Le pays se prépare aux élections avec la création et la mise en place de l’Agence nationale de gestion des élections (ANGE) et le Conseil constitutionnel. Cependant, ce processus reste dominé par le président de la transition Mahamat Idriss Déby et l’ancien parti au pouvoir, le Mouvement patriotique du salut (MPS), qui a adoubé ce dernier comme président d’honneur et candidat à la présidentielle.

La loi portant attributions, organisation et fonctionnement de l’ANGE a été adoptée par le Conseil national de transition (CNT) le 26 janvier. Cette loi consacre l’indépendance de l’agence et l’inamovibilité de ses membres pendant leurs sept ans de mandat, deux principes censés garantir l’impartialité de l’organe électoral.
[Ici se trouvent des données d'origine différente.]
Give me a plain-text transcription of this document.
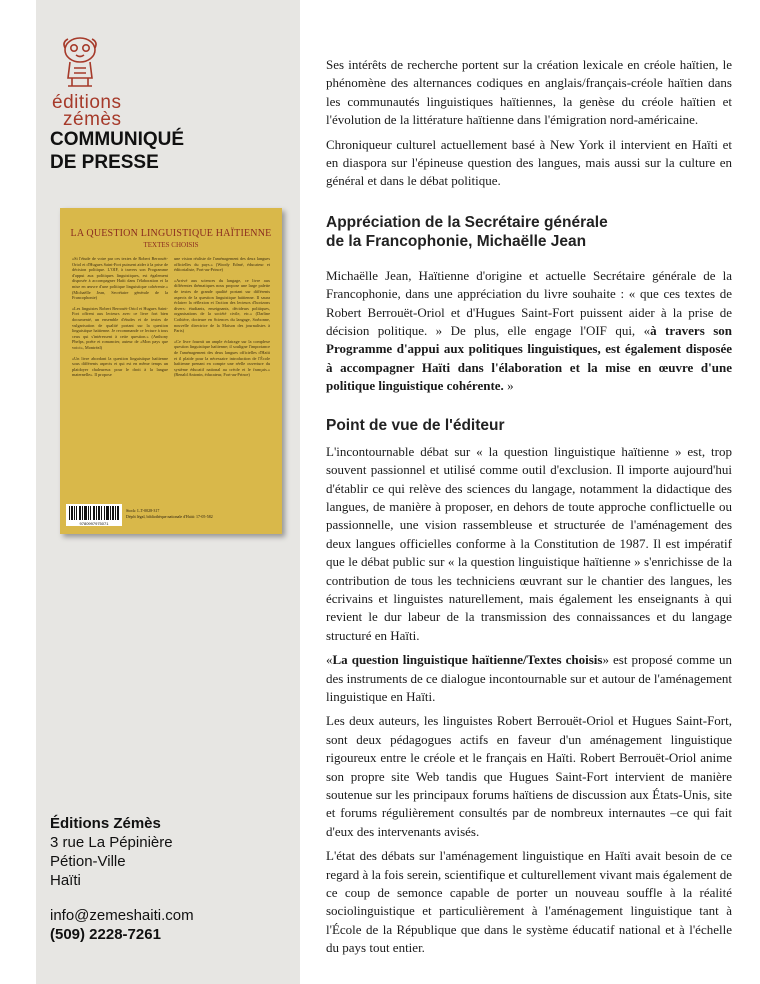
éditions
zémès
COMMUNIQUÉ
DE PRESSE
LA QUESTION LINGUISTIQUE HAÏTIENNE
TEXTES CHOISIS

«Si l'étude de votre par ces textes de Robert Berrouët-Oriol et d'Hugues Saint-Fort puissent aider à la prise de décision politique. L'OIF, à travers son Programme d'appui aux politiques linguistiques, est également disposée à accompagner Haïti dans l'élaboration et la mise en œuvre d'une politique linguistique cohérente.» (Michaëlle Jean, Secrétaire générale de la Francophonie)

«Les linguistes Robert Berrouët-Oriol et Hugues Saint-Fort offrent aux lecteurs avec ce livre fort bien documenté, un ensemble d'études et de textes de vulgarisation de qualité portant sur la question linguistique haïtienne. Je recommande ce lecture à tous ceux qui s'intéressent à cette question.» (Anthony Phelps, poète et romancier, auteur de «Mon pays que voici», Montréal)

«Un livre abordant la question linguistique haïtienne sous différents aspects et qui est en même temps un plaidoyer chaleureux pour le droit à la langue maternelle». Il propose

une vision réaliste de l'aménagement des deux langues officielles du pays.» (Woody Edmé, éducateur et éditorialiste, Port-au-Prince)

«Arrivé aux sciences du langage, ce livre aux différentes thématiques nous propose une large palette de textes de grande qualité portant sur différents aspects de la question linguistique haïtienne. Il saura éclairer la réflexion et l'action des lecteurs d'horizons divers: étudiants, enseignants, décideurs politiques, organisations de la société civile, etc.» (Darline Cothière, docteure en Sciences du langage, Sorbonne, nouvelle directrice de la Maison des journalistes à Paris)

«Ce livre fournit un ample éclairage sur la complexe question linguistique haïtienne; il souligne l'importance de l'aménagement des deux langues officielles d'Haïti et il plaide pour la nécessaire introduction de l'École haïtienne prenant en compte une réelle ouverture du système éducatif national au créole et le français.» (Renald Antonin, éducateur, Fort-au-Prince)

9780997975071
Stock: L.T-0028-317
Dépôt légal, bibliothèque nationale d'Haïti: 17-05-582
Éditions Zémès
3 rue La Pépinière
Pétion-Ville
Haïti
info@zemeshaiti.com
(509) 2228-7261

Ses intérêts de recherche portent sur la création lexicale en créole haïtien, le phénomène des alternances codiques en anglais/français-créole haïtien dans les communautés linguistiques haïtiennes, la genèse du créole haïtien et l'évolution de la littérature haïtienne dans l'émigration nord-américaine.

Chroniqueur culturel actuellement basé à New York il intervient en Haïti et en diaspora sur l'épineuse question des langues, mais aussi sur la culture en général et dans le débat politique.

Appréciation de la Secrétaire générale
de la Francophonie, Michaëlle Jean

Michaëlle Jean, Haïtienne d'origine et actuelle Secrétaire générale de la Francophonie, dans une appréciation du livre souhaite : « que ces textes de Robert Berrouët-Oriol et d'Hugues Saint-Fort puissent aider à la prise de décision politique. » De plus, elle engage l'OIF qui, «à travers son Programme d'appui aux politiques linguistiques, est également disposée à accompagner Haïti dans l'élaboration et la mise en œuvre d'une politique linguistique cohérente. »

Point de vue de l'éditeur

L'incontournable débat sur « la question linguistique haïtienne » est, trop souvent passionnel et utilisé comme outil d'exclusion. Il importe aujourd'hui d'établir ce qui relève des sciences du langage, notamment la didactique des langues, de manière à proposer, en dehors de toute approche conflictuelle ou passionnelle, une vision rassembleuse et structurée de l'aménagement des deux langues officielles conforme à la Constitution de 1987. Il est impératif que le débat public sur « la question linguistique haïtienne » s'enrichisse de la contribution de tous les techniciens œuvrant sur le chantier des langues, les écrivains et linguistes naturellement, mais également les enseignants à qui revient le dur labeur de la transmission des connaissances et du langage structuré en Haïti.

«La question linguistique haïtienne/Textes choisis» est proposé comme un des instruments de ce dialogue incontournable sur et autour de l'aménagement linguistique en Haïti.

Les deux auteurs, les linguistes Robert Berrouët-Oriol et Hugues Saint-Fort, sont deux pédagogues actifs en faveur d'un aménagement linguistique rigoureux entre le créole et le français en Haïti. Robert Berrouët-Oriol anime son propre site Web tandis que Hugues Saint-Fort intervient de manière soutenue sur les principaux forums haïtiens de discussion aux États-Unis, site et forums régulièrement consultés par de nombreux internautes –ce qui fait d'eux des intervenants avisés.

L'état des débats sur l'aménagement linguistique en Haïti avait besoin de ce regard à la fois serein, scientifique et culturellement vivant mais également de ce coup de semonce capable de porter un nouveau souffle à la réalité sociolinguistique et particulièrement à l'aménagement linguistique tant à l'École de la République que dans le système éducatif national et à l'échelle du pays tout entier.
Le mode de désignation de ses membres pose cependant problème. Sur les 15 membres, 8 sont désignés par le président de la transition, 4 par le président du Sénat et 3 par le président du CNT. Or, en l’absence de Sénat, c’est au président du CNT, ancien secrétaire général du MPS, de désigner ces 4 membres.

Pour la société civile et l’opposition, les dés seraient pipés dès la désignation des membres de l’ANGE

À la tête de l’ANGE siège Ahmed Bartchiret, magistrat et ancien président de la Cour suprême, mais aussi membre de l’ancien parti au pouvoir et proche de la présidence. Il a également présidé la commission ad hoc du dialogue national inclusif et souverain (DNIS) qui a recommandé l’éligibilité des autorités et la prolongation de la transition à deux ans. Les autres responsables et membres sont aussi issus en grande majorité de l’ancien parti au pouvoir.
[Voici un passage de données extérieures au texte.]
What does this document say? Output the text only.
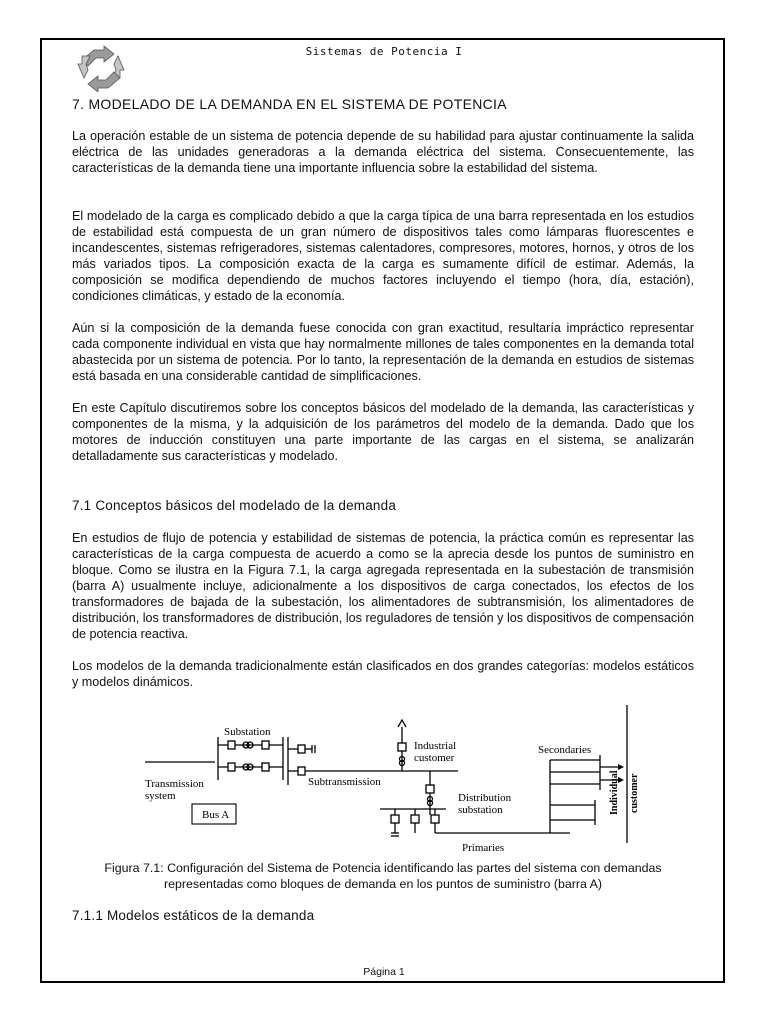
Sistemas de Potencia I
7. MODELADO DE LA DEMANDA EN EL SISTEMA DE POTENCIA
La operación estable de un sistema de potencia depende de su habilidad para ajustar continuamente la salida eléctrica de las unidades generadoras a la demanda eléctrica del sistema. Consecuentemente, las características de la demanda tiene una importante influencia sobre la estabilidad del sistema.
El modelado de la carga es complicado debido a que la carga típica de una barra representada en los estudios de estabilidad está compuesta de un gran número de dispositivos tales como lámparas fluorescentes e incandescentes, sistemas refrigeradores, sistemas calentadores, compresores, motores, hornos, y otros de los más variados tipos. La composición exacta de la carga es sumamente difícil de estimar. Además, la composición se modifica dependiendo de muchos factores incluyendo el tiempo (hora, día, estación), condiciones climáticas, y estado de la economía.
Aún si la composición de la demanda fuese conocida con gran exactitud, resultaría impráctico representar cada componente individual en vista que hay normalmente millones de tales componentes en la demanda total abastecida por un sistema de potencia. Por lo tanto, la representación de la demanda en estudios de sistemas está basada en una considerable cantidad de simplificaciones.
En este Capítulo discutiremos sobre los conceptos básicos del modelado de la demanda, las características y componentes de la misma, y la adquisición de los parámetros del modelo de la demanda. Dado que los motores de inducción constituyen una parte importante de las cargas en el sistema, se analizarán detalladamente sus características y modelado.
7.1 Conceptos básicos del modelado de la demanda
En estudios de flujo de potencia y estabilidad de sistemas de potencia, la práctica común es representar las características de la carga compuesta de acuerdo a como se la aprecia desde los puntos de suministro en bloque. Como se ilustra en la Figura 7.1, la carga agregada representada en la subestación de transmisión (barra A) usualmente incluye, adicionalmente a los dispositivos de carga conectados, los efectos de los transformadores de bajada de la subestación, los alimentadores de subtransmisión, los alimentadores de distribución, los transformadores de distribución, los reguladores de tensión y los dispositivos de compensación de potencia reactiva.
Los modelos de la demanda tradicionalmente están clasificados en dos grandes categorías: modelos estáticos y modelos dinámicos.
Substation
Industrial
customer
Secondaries
Transmission
system
Subtransmission
Distribution
substation
Bus A
Primaries
Individual customer
Figura 7.1: Configuración del Sistema de Potencia identificando las partes del sistema con demandas representadas como bloques de demanda en los puntos de suministro (barra A)
7.1.1 Modelos estáticos de la demanda
Página 1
Le 26 janvier a également été adoptée la loi fixant les attributions, l’organisation et le fonctionnement du Conseil constitutionnel, instance suprême en charge des contentieux électoraux. Maître Jean-Bernard Padaré, avocat et ancien ministre, ainsi qu’ancien secrétaire général adjoint et porte-parole du MPS, a été nommé à la tête du Conseil essentiellement composé d’au moins 7 membres sur 9 affiliés au même parti ou à des partis alliés.
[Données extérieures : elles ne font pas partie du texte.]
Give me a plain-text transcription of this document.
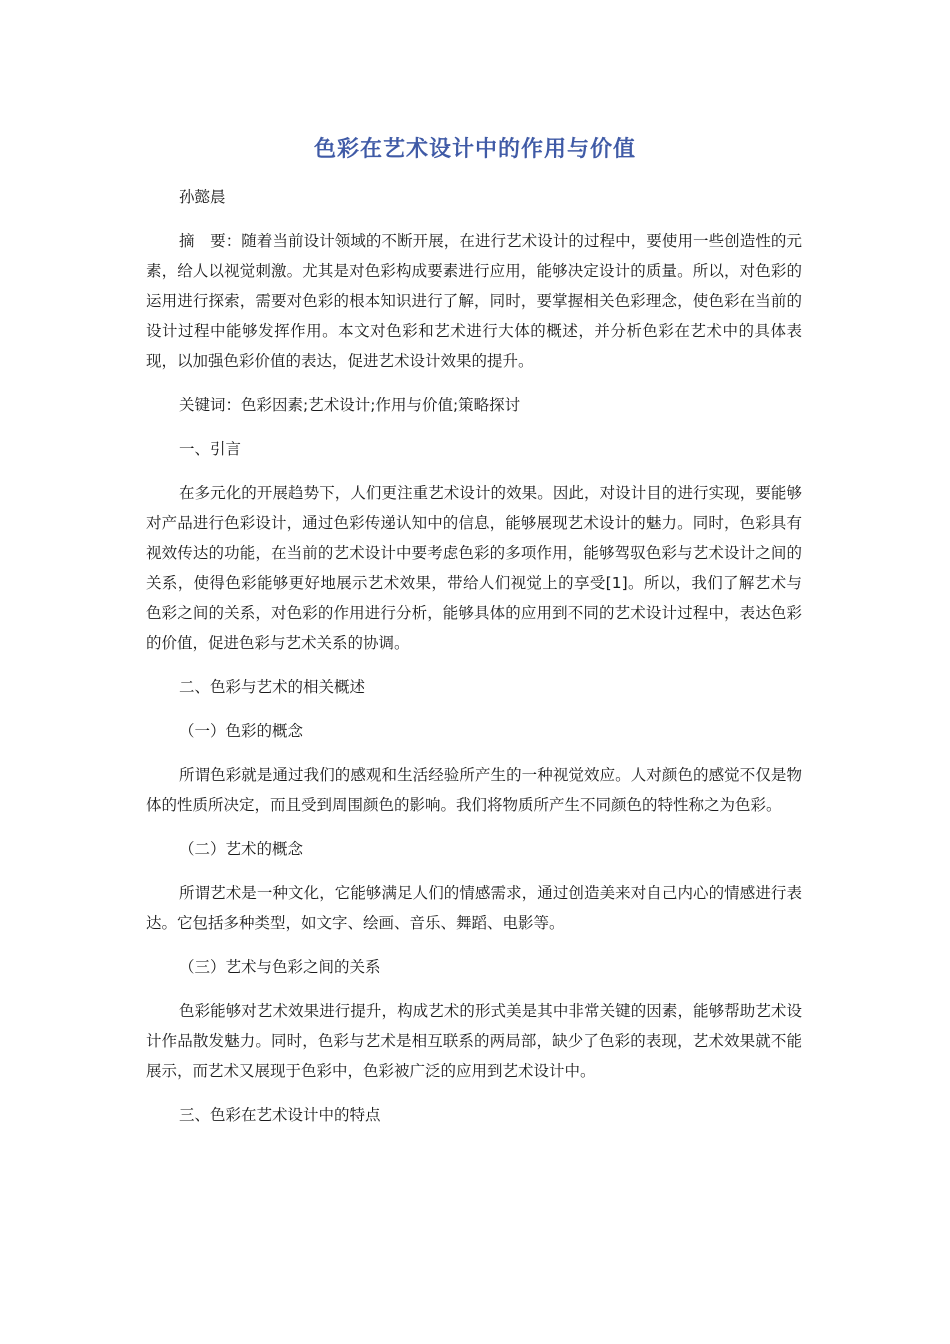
色彩在艺术设计中的作用与价值

孙懿晨

摘　要：随着当前设计领域的不断开展，在进行艺术设计的过程中，要使用一些创造性的元素，给人以视觉刺激。尤其是对色彩构成要素进行应用，能够决定设计的质量。所以，对色彩的运用进行探索，需要对色彩的根本知识进行了解，同时，要掌握相关色彩理念，使色彩在当前的设计过程中能够发挥作用。本文对色彩和艺术进行大体的概述，并分析色彩在艺术中的具体表现，以加强色彩价值的表达，促进艺术设计效果的提升。

关键词：色彩因素;艺术设计;作用与价值;策略探讨

一、引言

在多元化的开展趋势下，人们更注重艺术设计的效果。因此，对设计目的进行实现，要能够对产品进行色彩设计，通过色彩传递认知中的信息，能够展现艺术设计的魅力。同时，色彩具有视效传达的功能，在当前的艺术设计中要考虑色彩的多项作用，能够驾驭色彩与艺术设计之间的关系，使得色彩能够更好地展示艺术效果，带给人们视觉上的享受[1]。所以，我们了解艺术与色彩之间的关系，对色彩的作用进行分析，能够具体的应用到不同的艺术设计过程中，表达色彩的价值，促进色彩与艺术关系的协调。

二、色彩与艺术的相关概述

（一）色彩的概念

所谓色彩就是通过我们的感观和生活经验所产生的一种视觉效应。人对颜色的感觉不仅是物体的性质所决定，而且受到周围颜色的影响。我们将物质所产生不同颜色的特性称之为色彩。

（二）艺术的概念

所谓艺术是一种文化，它能够满足人们的情感需求，通过创造美来对自己内心的情感进行表达。它包括多种类型，如文字、绘画、音乐、舞蹈、电影等。

（三）艺术与色彩之间的关系

色彩能够对艺术效果进行提升，构成艺术的形式美是其中非常关键的因素，能够帮助艺术设计作品散发魅力。同时，色彩与艺术是相互联系的两局部，缺少了色彩的表现，艺术效果就不能展示，而艺术又展现于色彩中，色彩被广泛的应用到艺术设计中。

三、色彩在艺术设计中的特点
Pour la société civile et les partis d’opposition, avec une organe électoral sous la coupe du président de la transition, probablement candidat aux élections sous la bannière du MPS, les dés seraient pipés dès le départ. Le Groupe de concertation des acteurs politiques (GCAP) et la Plateforme républicaine, deux coalitions de partis politiques, déclarent ne pas reconnaitre le CNT, la Cour suprême, le Conseil constitutionnel et l’ANGE.

En dehors du MPS, de ses alliés et des personnalités jugées proches de la présidence, les partis d’opposition et la société civile ne sont pas représentés au sein des deux institutions. Même le parti Les Transformateurs à la tête du gouvernement est pratiquement absent de ces structures. L’attelage MPS-président de la transition s’est donc taillé la part du lion en s’octroyant la possibilité d’une mainmise totale sur les élections à venir, aussi bien en amont qu’en aval.

Comme pour la CONOREC, la mise en place de l’ANGE n’a pas respecté la vision d’une institution neutre

Devant le CNT, le 26 janvier, la représentante du gouvernement décrivait l’ANGE comme « une institution permanente, dénuée de coloration politique, avec l’interdiction formelle pour ses membres d’être chefs de partis politiques, renforçant ainsi sa neutralité ». La mise en place de l’ANGE n’a pas respecté cette vision, encore moins les principes énoncés par la Constitution, notamment l’article 238 qui stipule que « dans l’exercice de sa mission, l’Agence nationale de gestion des élections agit en toute indépendance, impartialité, intégrité, transparence et professionnalisme ».

Cette dynamique rappelle la mise en place de la Commission nationale chargée de l’organisation du référendum constitutionnel (CONOREC) en 2023. Malgré les dispositions de l’article 7 de la Charte de la transition sur le caractère neutre de cette institution, elle était dominée par les mêmes types d’acteurs. Les résultats du référendum, même s’ils n’ont pas été vivement contestés, ont laissé perplexe quant au taux de participation et l’issue du vote.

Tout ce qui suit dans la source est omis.